Okay, I get this. I have always known some of this, either intuitively or through my limited supply of common sense and anecdotal observations, but positive thinking is almost like going on a ‘diet of the mind’ for some individuals—and I’m one of them.
Just as some people are born with a natural bent toward athletics, enjoy physical activity and have a fast metabolism, some people are born with an agreeable, outgoing and positive nature. According to Hans Villarica, twin studies show optimism as an inheritable disposition, despite a gap in our ability to pinpoint the exact genetics responsible. He also points out that poverty and stressful childhood conditions often yield pessimistic adults.

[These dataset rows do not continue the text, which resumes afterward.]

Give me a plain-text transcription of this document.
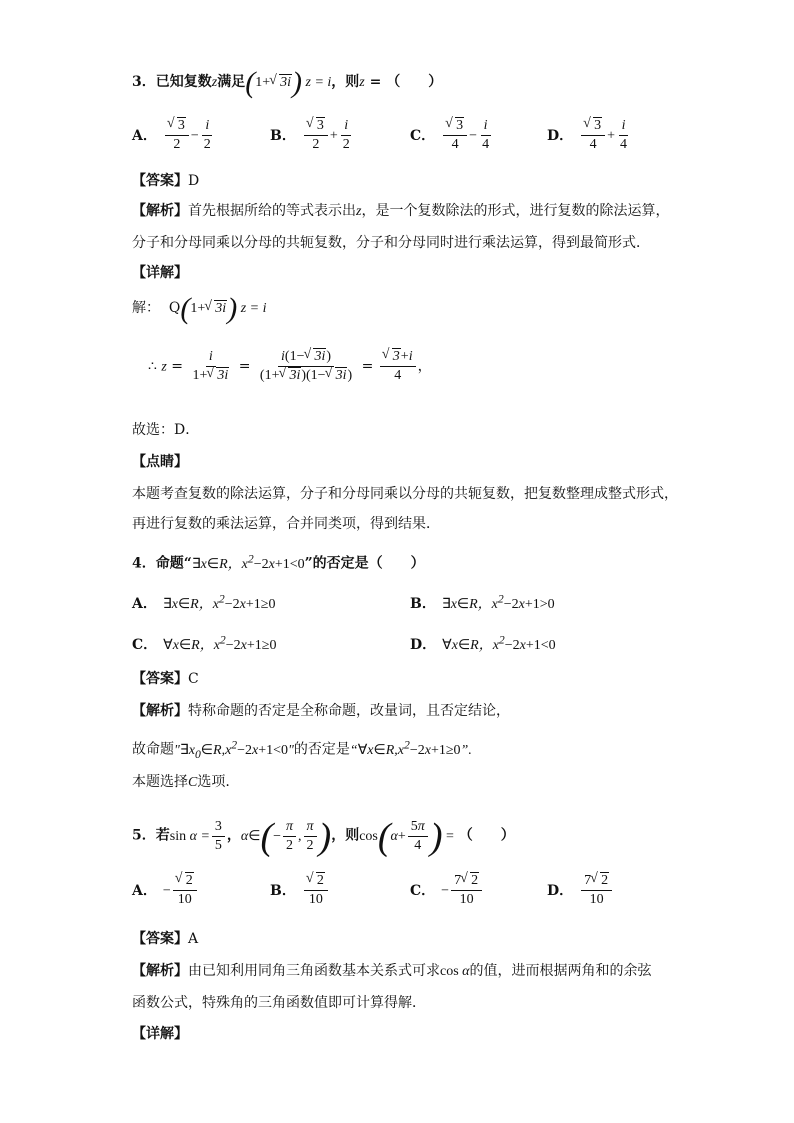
3．已知复数z满足(1+ √ 3i) z = i，则z = （　　）
A． √ $\frac{3}{2} - \frac{i}{2}$	B． √ $\frac{3}{2} + \frac{i}{2}$	C． √ $\frac{3}{4} - \frac{i}{4}$	D． √ $\frac{3}{4} + \frac{i}{4}$
【答案】D
【解析】首先根据所给的等式表示出z，是一个复数除法的形式，进行复数的除法运算，
分子和分母同乘以分母的共轭复数，分子和分母同时进行乘法运算，得到最简形式．
【详解】
解： Q(1+ √ 3i) z = i
∴ $z = \frac{i}{1+ √ 3i} = \frac{i(1- √ 3i)}{(1+ √ 3i)(1- √ 3i)}$ = √ $\frac{3+i}{4}$ ，
故选：D．
【点睛】
本题考查复数的除法运算，分子和分母同乘以分母的共轭复数，把复数整理成整式形式，
再进行复数的乘法运算，合并同类项，得到结果．
4．命题“∃x∈R，$x^2-2x+1<0$”的否定是（　　）
A． ∃x∈R，$x^2-2x+1\ge 0$	B． ∃x∈R，$x^2-2x+1>0$
C． ∀x∈R，$x^2-2x+1\ge 0$	D． ∀x∈R，$x^2-2x+1<0$
【答案】C
【解析】特称命题的否定是全称命题，改量词，且否定结论，
故命题"$\exists x_0\in R,x^2-2x+1<0$"的否定是“$\forall x\in R,x^2-2x+1\ge 0$”.
本题选择C选项.
5．若$\sin \alpha = \frac{3}{5}$ ，α∈(− $\frac{\pi}{2}$ , $\frac{\pi}{2}$ )，则$\cos(\alpha+ \frac{5\pi}{4}$ ) = （　　）
A． − √ $\frac{2}{10}$	B． √ $\frac{2}{10}$	C． − $\frac{7 √ 2}{10}$	D． $\frac{7 √ 2}{10}$
【答案】A
【解析】由已知利用同角三角函数基本关系式可求cos α的值，进而根据两角和的余弦
函数公式，特殊角的三角函数值即可计算得解．
【详解】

Here, the science at least reads as more concrete. Those who grow up with rough beginnings, often institutionalized and usually under extreme chronic stress, experience a series of psychological, biopsychological and neurological developments that make processing the world with a positive lens not only impractical but chemically unlikely.
When early beginnings make it difficult to function, much less develop a positive way of processing, the brain reacts in a myriad of ways. It can change actual form and function, such as shortened or frayed telomeres (genetic markers that cap the ends of chromosomes like the aglet on the end of your shoelaces, promoting strength and stability while ideally preventing premature cellular aging). It can release increasing levels of cortisol and adrenaline (stress hormones). These stress hormones can eventually produce a larger and overactive amygdala (which controls many basic emotional states, such as fear and agression cycles a la “fight, flight or freeze” responses), which is still being researched in foster care populations and returning veterans.
Overall, that excess of stress hormones and underproduction of soothing chemicals (such as serotonin) can inflict damage upon the hippocampus as well, wreaking havoc on your sympathetic nervous system’s “natural” responses. This affects everything from memory and concentration to emotional regulation and coping mechanisms. Also, it weakens neural plasticity—or, in simple terms, your brains ability to adapt. (Sources include: Audrey Tyrka, et al, 2010; Purvis and Cross, 2006; Karl Ebner, et al, 2003; Donald G. Rainnie, et al, 2004; Compass, B.E., 2006; and McEwen, Bruce, et al, 1992.)
In short, the abilities you need to develop the skills you crave in order to live the life you would like may be the most difficult to acquire if you’re in the greatest need. Like the poor bastard who wins the lottery yet doesn’t know the value of money, or the girl with low self-esteem who suddenly blossoms into a goddess post-puberty, someone who grows up on the fringe of chaos and destruction may not have the necessary skills to recognize and cultivate positive thinking patterns without some serious work. Just as the bank won’t give you a loan unless you can prove you don’t desperately need the money, a brain will not forfeit its former habits to a newer and more challenging framework.
Being a natural pessimist shouldn’t be regarded as a character flaw anymore than being overweight should be a sign that someone is lazy or unmotivated. However, it can be a sign that you are cheating yourself (and others) out of a more enjoyable, fulfilling and interesting existence. Personally, I find positivity to be a stretch—and a significantly challenging one—but I figure, “What the hell, I like challenges.”